Managed and Professional Services held steady but the Global Services unit was pulled down by the Network Rollout unit, which saw operating income drop by 73 per cent to a loss of SEK1.1bn. Ericsson CFO Jan Fryhammar described this as “nothing dramatic” and due to unforseen delays in LTE deployments, particularly in Latin America where Ericsson had “some idling resources,” he said.
Frykhammar said that, while there were positives in the top line, and in the profitability of the Networks division, he was concerned by Ericsson’s cashflow. “I will never be happy when the cashflow is negative,” he told Telecoms.com. “We have a tendency towards a strong finish on our operating cashflow but this time it was negative SEK3bn. That’s something we will work hard to improve going forward.”
North America and North East Asia remain the most important regions for Ericsson, given the advanced state of LTE deployments. Frykhammar said that one of its key North American LTE projects (presumably Verizon) had now “peaked” but that he expected high activity levels in the market to continue, shifting to capacity rather than coverage as the year goes on.
In North East Asia Ericsson’s most important upcoming project is the deployment of TD-LTE by China Mobile, although that operator’s retreat from GSM investment impacted on Ericsson’s first quarter, Frykhammar said.
While Ericsson’s core business will remain the provision of equipment and services to the world’s telecoms operators long into the future, the firm is looking to other sectors as operators endure turbulent times.
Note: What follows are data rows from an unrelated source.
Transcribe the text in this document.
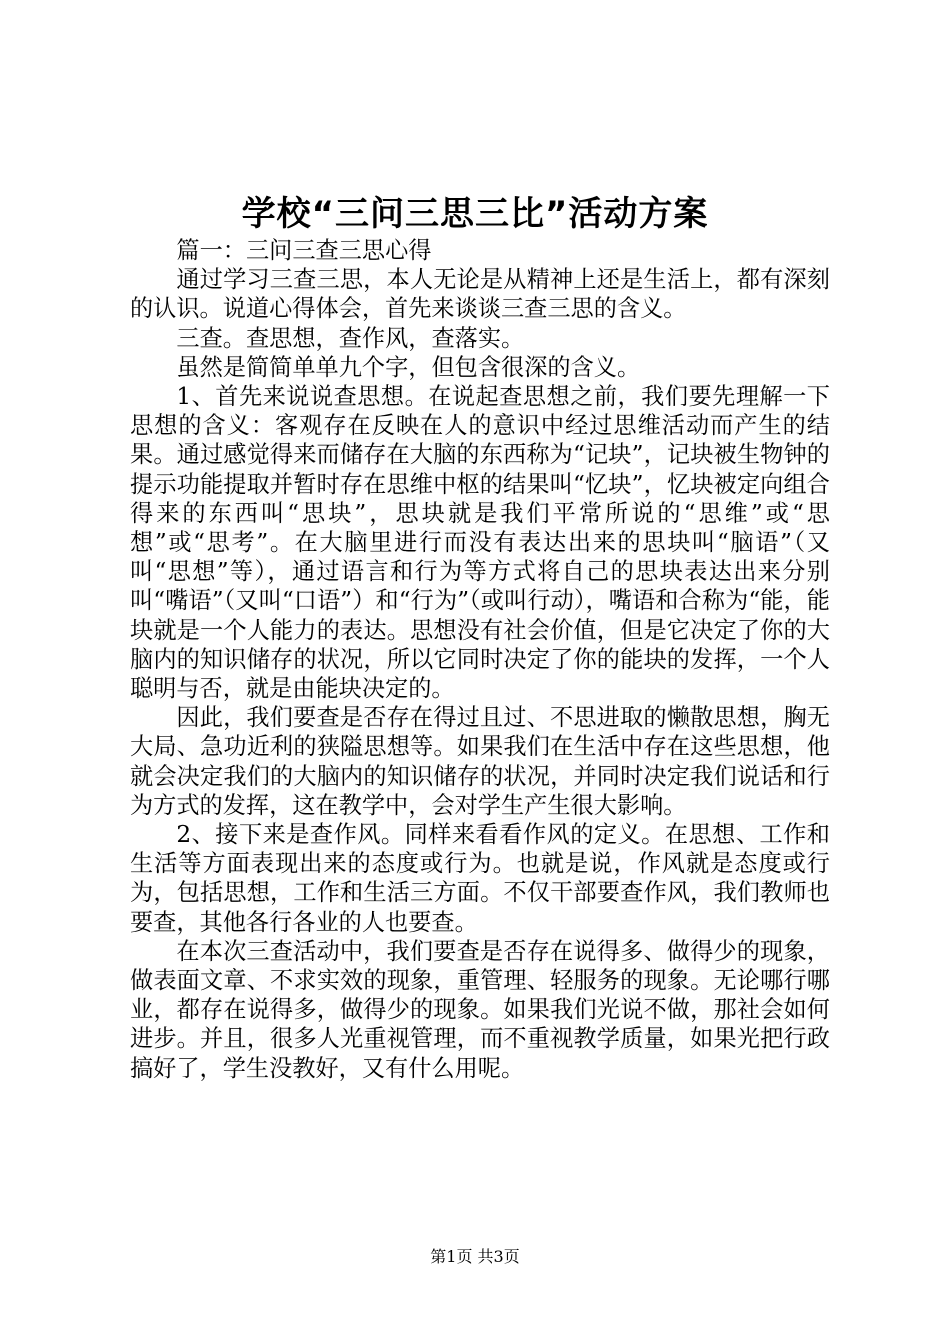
学校“三问三思三比”活动方案

篇一：三问三查三思心得

通过学习三查三思，本人无论是从精神上还是生活上，都有深刻的认识。说道心得体会，首先来谈谈三查三思的含义。

三查。查思想，查作风，查落实。

虽然是简简单单九个字，但包含很深的含义。

1、首先来说说查思想。在说起查思想之前，我们要先理解一下思想的含义：客观存在反映在人的意识中经过思维活动而产生的结果。通过感觉得来而储存在大脑的东西称为“记块”，记块被生物钟的提示功能提取并暂时存在思维中枢的结果叫“忆块”，忆块被定向组合得来的东西叫“思块”，思块就是我们平常所说的“思维”或“思想”或“思考”。在大脑里进行而没有表达出来的思块叫“脑语”（又叫“思想”等），通过语言和行为等方式将自己的思块表达出来分别叫“嘴语”（又叫“口语”）和“行为”（或叫行动），嘴语和合称为“能，能块就是一个人能力的表达。思想没有社会价值，但是它决定了你的大脑内的知识储存的状况，所以它同时决定了你的能块的发挥，一个人聪明与否，就是由能块决定的。

因此，我们要查是否存在得过且过、不思进取的懒散思想，胸无大局、急功近利的狭隘思想等。如果我们在生活中存在这些思想，他就会决定我们的大脑内的知识储存的状况，并同时决定我们说话和行为方式的发挥，这在教学中，会对学生产生很大影响。

2、接下来是查作风。同样来看看作风的定义。在思想、工作和生活等方面表现出来的态度或行为。也就是说，作风就是态度或行为，包括思想，工作和生活三方面。不仅干部要查作风，我们教师也要查，其他各行各业的人也要查。

在本次三查活动中，我们要查是否存在说得多、做得少的现象，做表面文章、不求实效的现象，重管理、轻服务的现象。无论哪行哪业，都存在说得多，做得少的现象。如果我们光说不做，那社会如何进步。并且，很多人光重视管理，而不重视教学质量，如果光把行政搞好了，学生没教好，又有什么用呢。

第1页 共3页
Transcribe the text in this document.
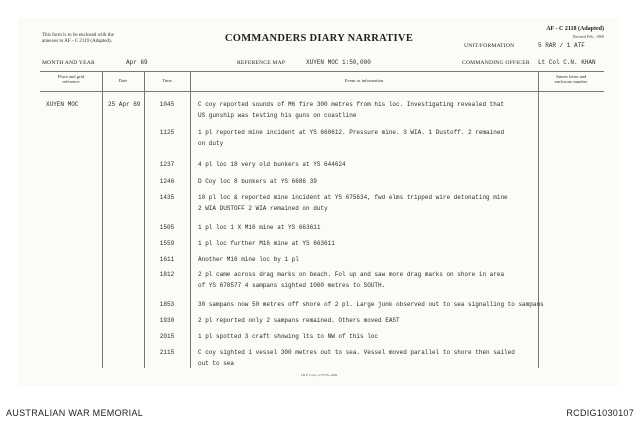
This form is to be enclosed with the
annexes to AF - C 2119 (Adapted).	COMMANDERS DIARY NARRATIVE
AF - C 2118 (Adapted)
Revised Feb., 1969
UNIT/FORMATION	5 RAR / 1 ATF
MONTH AND YEAR	Apr 69	REFERENCE MAP	XUYEN MOC 1:50,000	COMMANDING OFFICER Lt Col C.N. KHAN
Place and grid
reference	Date	Time	Event or information
Annex letter and
enclosure number
XUYEN MOC	25 Apr 69	1045	C coy reported sounds of M6 fire 300 metres from his loc. Investigating revealed that
US gunship was testing his guns on coastline
1125	1 pl reported mine incident at YS 660612. Pressure mine. 3 WIA. 1 Dustoff. 2 remained
on duty
1237	4 pl loc 18 very old bunkers at YS 644624
1246	D Coy loc 8 bunkers at YS 6686 39
1435	10 pl loc & reported mine incident at YS 675634, fwd elms tripped wire detonating mine
2 WIA DUSTOFF 2 WIA remained on duty
1505	1 pl loc 1 X M16 mine at YS 663611
1559	1 pl loc further M16 mine at YS 663611
1611	Another M16 mine loc by 1 pl
1812	2 pl came across drag marks on beach. Fol up and saw more drag marks on shore in area
of YS 678577 4 sampans sighted 1000 metres to SOUTH.
1853	30 sampans now 50 metres off shore of 2 pl. Large junk observed out to sea signalling to sampans
1930	2 pl reported only 2 sampans remained. Others moved EAST
2015	1 pl spotted 3 craft showing lts to NW of this loc
2115	C coy sighted 1 vessel 300 metres out to sea. Vessel moved parallel to shore then sailed
out to sea
I & P Corp--279 NS--69m
AUSTRALIAN WAR MEMORIAL	RCDIG1030107
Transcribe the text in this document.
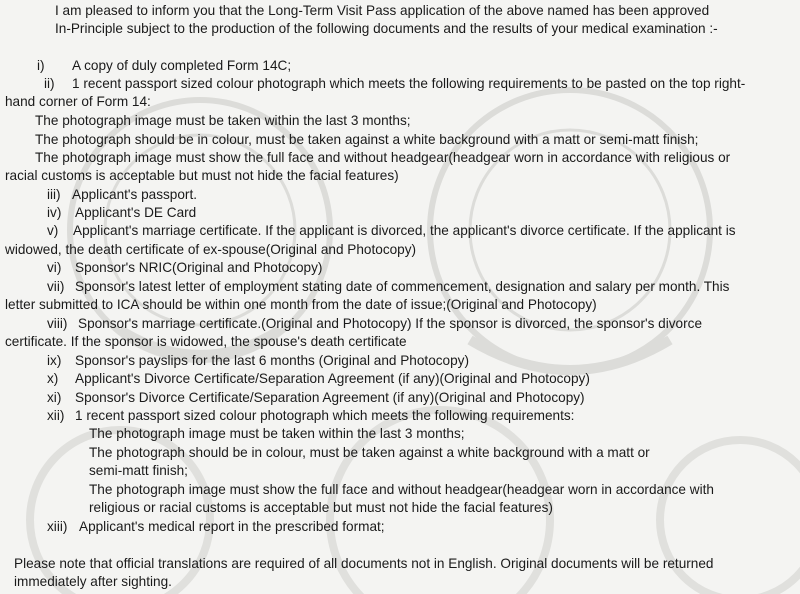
I am pleased to inform you that the Long-Term Visit Pass application of the above named has been approved
In-Principle subject to the production of the following documents and the results of your medical examination :-
i) A copy of duly completed Form 14C;
ii) 1 recent passport sized colour photograph which meets the following requirements to be pasted on the top right-
hand corner of Form 14:
The photograph image must be taken within the last 3 months;
The photograph should be in colour, must be taken against a white background with a matt or semi-matt finish;
The photograph image must show the full face and without headgear(headgear worn in accordance with religious or
racial customs is acceptable but must not hide the facial features)
iii) Applicant's passport.
iv) Applicant's DE Card
v) Applicant's marriage certificate. If the applicant is divorced, the applicant's divorce certificate. If the applicant is
widowed, the death certificate of ex-spouse(Original and Photocopy)
vi) Sponsor's NRIC(Original and Photocopy)
vii) Sponsor's latest letter of employment stating date of commencement, designation and salary per month. This
letter submitted to ICA should be within one month from the date of issue;(Original and Photocopy)
viii) Sponsor's marriage certificate.(Original and Photocopy) If the sponsor is divorced, the sponsor's divorce
certificate. If the sponsor is widowed, the spouse's death certificate
ix) Sponsor's payslips for the last 6 months (Original and Photocopy)
x) Applicant's Divorce Certificate/Separation Agreement (if any)(Original and Photocopy)
xi) Sponsor's Divorce Certificate/Separation Agreement (if any)(Original and Photocopy)
xii) 1 recent passport sized colour photograph which meets the following requirements:
The photograph image must be taken within the last 3 months;
The photograph should be in colour, must be taken against a white background with a matt or
semi-matt finish;
The photograph image must show the full face and without headgear(headgear worn in accordance with
religious or racial customs is acceptable but must not hide the facial features)
xiii) Applicant's medical report in the prescribed format;
Please note that official translations are required of all documents not in English. Original documents will be returned
immediately after sighting.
Frykahmmar pointed towards contracts with shipping giant Maersk and energy supplier Eon as examples of important diversification, as well as its growing business in the media segment.
But the firm wants direct relationships with customers and, in pursuing them, could find itself at times in competition with its core customer base. “We will expand into other customer bases,” said Fryhammar. “We want to do direct business, though; we don’t do indirect sales.”